III
From these and all other troubles Bunny now had a way of swift escape, the Monastery. Nobody up there had troubles—or if they did, they didn’t load them onto him! “Make this your country club,” Annabelle had said; “come when you please and stay as long as you please. Our horses ought to be ridden, and our books ought to be read, and there’s a whole ocean—only watch out for the rip-tides!” So Bunny would run up to this beautiful playground; and sometimes Vee Tracy was there, and when she wasn’t she would turn up a few hours later—quite mysteriously.
She was several years older than he, and in knowledge of the world older than he would be at a hundred. Nevertheless, she was a good playmate. It was her business to be young in both body and spirit—it was the way she earned her living, and she practiced the game all the time. She had to live hard, like an athlete in training, a pugilist before a battle. Who could tell what strange freak might next occur to the author of a novel, or to a “continuity man,” or a director dissatisfied with the progress of a melodrama? She would find herself tied upon a wild horse, or to a log in a saw-mill, or dragged by a rope at the end of a speed-boat, or climbing a church steeple on the outside. In ages past, in lands barbarian and civilized, the hardships of the ascetic life have been imposed upon women for many strange reasons; but was there ever one more freakish than this—that she might appear before the eyes of millions in the aspect of a terror-stricken virgin tearing herself from the hands of lustful ravishers!

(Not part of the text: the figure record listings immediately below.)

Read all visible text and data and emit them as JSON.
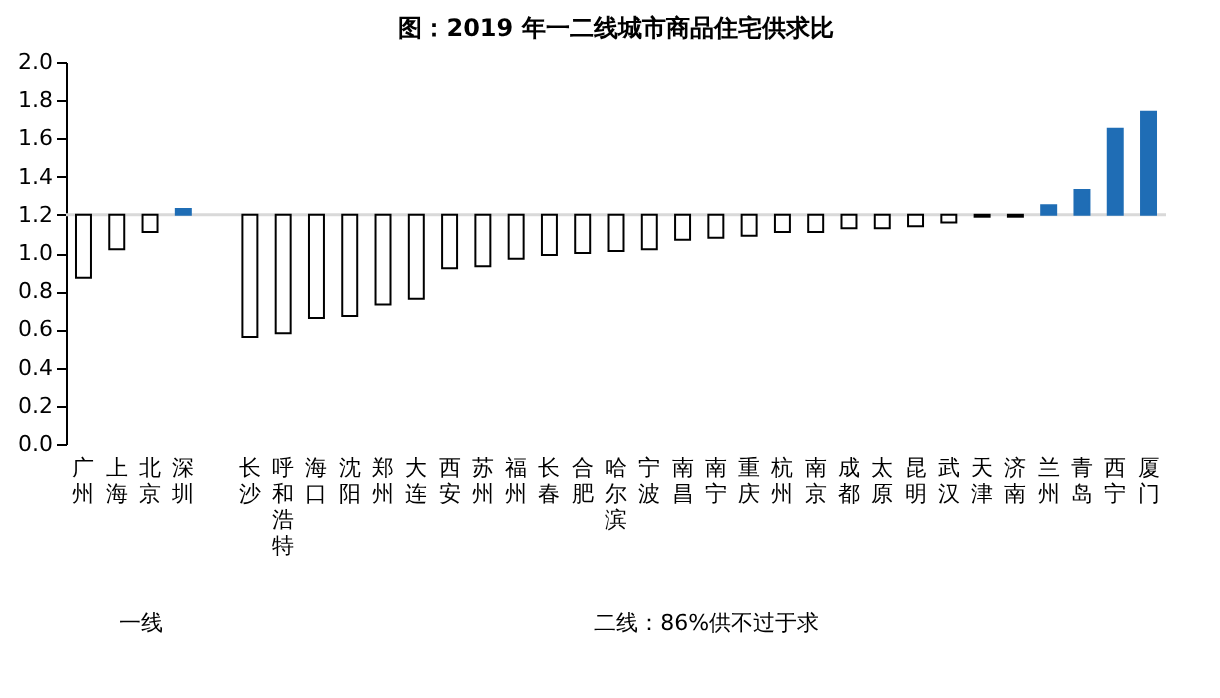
{
  "chart_data": {
    "type": "bar",
    "title": "图：2019 年一二线城市商品住宅供求比",
    "categories": [
      "广州",
      "上海",
      "北京",
      "深圳",
      null,
      "长沙",
      "呼和浩特",
      "海口",
      "沈阳",
      "郑州",
      "大连",
      "西安",
      "苏州",
      "福州",
      "长春",
      "合肥",
      "哈尔滨",
      "宁波",
      "南昌",
      "南宁",
      "重庆",
      "杭州",
      "南京",
      "成都",
      "太原",
      "昆明",
      "武汉",
      "天津",
      "济南",
      "兰州",
      "青岛",
      "西宁",
      "厦门"
    ],
    "base": [
      1.2,
      1.2,
      1.2,
      1.2,
      null,
      1.2,
      1.2,
      1.2,
      1.2,
      1.2,
      1.2,
      1.2,
      1.2,
      1.2,
      1.2,
      1.2,
      1.2,
      1.2,
      1.2,
      1.2,
      1.2,
      1.2,
      1.2,
      1.2,
      1.2,
      1.2,
      1.2,
      1.2,
      1.2,
      1.2,
      1.2,
      1.2,
      1.2
    ],
    "values": [
      -0.33,
      -0.18,
      -0.09,
      0.03,
      null,
      -0.64,
      -0.62,
      -0.54,
      -0.53,
      -0.47,
      -0.44,
      -0.28,
      -0.27,
      -0.23,
      -0.21,
      -0.2,
      -0.19,
      -0.18,
      -0.13,
      -0.12,
      -0.11,
      -0.09,
      -0.09,
      -0.07,
      -0.07,
      -0.06,
      -0.04,
      -0.01,
      -0.01,
      0.05,
      0.13,
      0.45,
      0.54
    ],
    "colors": [
      "#ffffff",
      "#ffffff",
      "#ffffff",
      "#1f6db5",
      null,
      "#ffffff",
      "#ffffff",
      "#ffffff",
      "#ffffff",
      "#ffffff",
      "#ffffff",
      "#ffffff",
      "#ffffff",
      "#ffffff",
      "#ffffff",
      "#ffffff",
      "#ffffff",
      "#ffffff",
      "#ffffff",
      "#ffffff",
      "#ffffff",
      "#ffffff",
      "#ffffff",
      "#ffffff",
      "#ffffff",
      "#ffffff",
      "#ffffff",
      "#ffffff",
      "#ffffff",
      "#1f6db5",
      "#1f6db5",
      "#1f6db5",
      "#1f6db5"
    ],
    "ylim": [
      0,
      2.0
    ],
    "yticks": [
      {
        "value": 0,
        "label": "0.0"
      },
      {
        "value": 0.2,
        "label": "0.2"
      },
      {
        "value": 0.4,
        "label": "0.4"
      },
      {
        "value": 0.6,
        "label": "0.6"
      },
      {
        "value": 0.8,
        "label": "0.8"
      },
      {
        "value": 1.0,
        "label": "1.0"
      },
      {
        "value": 1.2,
        "label": "1.2"
      },
      {
        "value": 1.4,
        "label": "1.4"
      },
      {
        "value": 1.6,
        "label": "1.6"
      },
      {
        "value": 1.8,
        "label": "1.8"
      },
      {
        "value": 2.0,
        "label": "2.0"
      }
    ],
    "ref_lines": [
      {
        "axis": "y",
        "value": 1.2,
        "color": "#d9d9d9"
      }
    ],
    "grid": false,
    "annotations": [
      "一线",
      "二线：86%供不过于求"
    ]
  }
}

Anyway, here she was, a playmate for a young idealist running away from other people’s troubles. They would take Annabelle’s unused horses, and ride them bareback over the hills to the beach, and gallop them into the surf and swim them there, to the great perplexity of the seals; or they would turn the horses loose, and run foot-races, and turn hand-springs and cart-wheels—Vee would go, a whirlwind of flying white limbs and flying black hair, all the way into the water, and the waves would be no wilder than her laughter. Then they would sit, basking in the sun, and she would tell him stories about Hollywood—and assuredly the waves were no wilder than these. Anything might happen in Hollywood, and in fact had happened—and Vee knew the people it had happened to.
Bunny would go away, and find himself haunted by a figure in a scanty one-piece bathing suit a figure youthful, sinewy but graceful, vivid, swift. It was evident that she liked him, and Bunny would wake up from his dreams and realize he liked her. He would think about her when he ought to be studying; and his thinking summed itself up in one question, “Why not?” Echo, in the form of Dad and Mr. Roscoe and Annabelle Ames and their friends, appeared to be answering, “Why not?” The one person who would have answered otherwise was Henrietta Ashleigh, and Henrietta, alas, was now hardly even a memory. Bunny was not visiting the blue lagoon, nor saying prayers out of the little black and gold books.
Bunny would call Vee Tracy on the telephone, at the studio or at her bungalow, and she was always ready for a lark. They would go to one of the restaurants where the screen folk dined, and then to one of the theatres where the same folk were pictured, and she would tell him about the private lives of these people—stories even stranger than the ones made up for them. Very soon the screen world was putting one and one together in its gossip. Vee Tracy had picked up a millionaire, an oil prince—oh, millions and millions! And it was romantic, too, he was said to be a Bolshevik! The glances and tones of voice that Bunny encountered gave new echoes of the haunting question—“Why not?”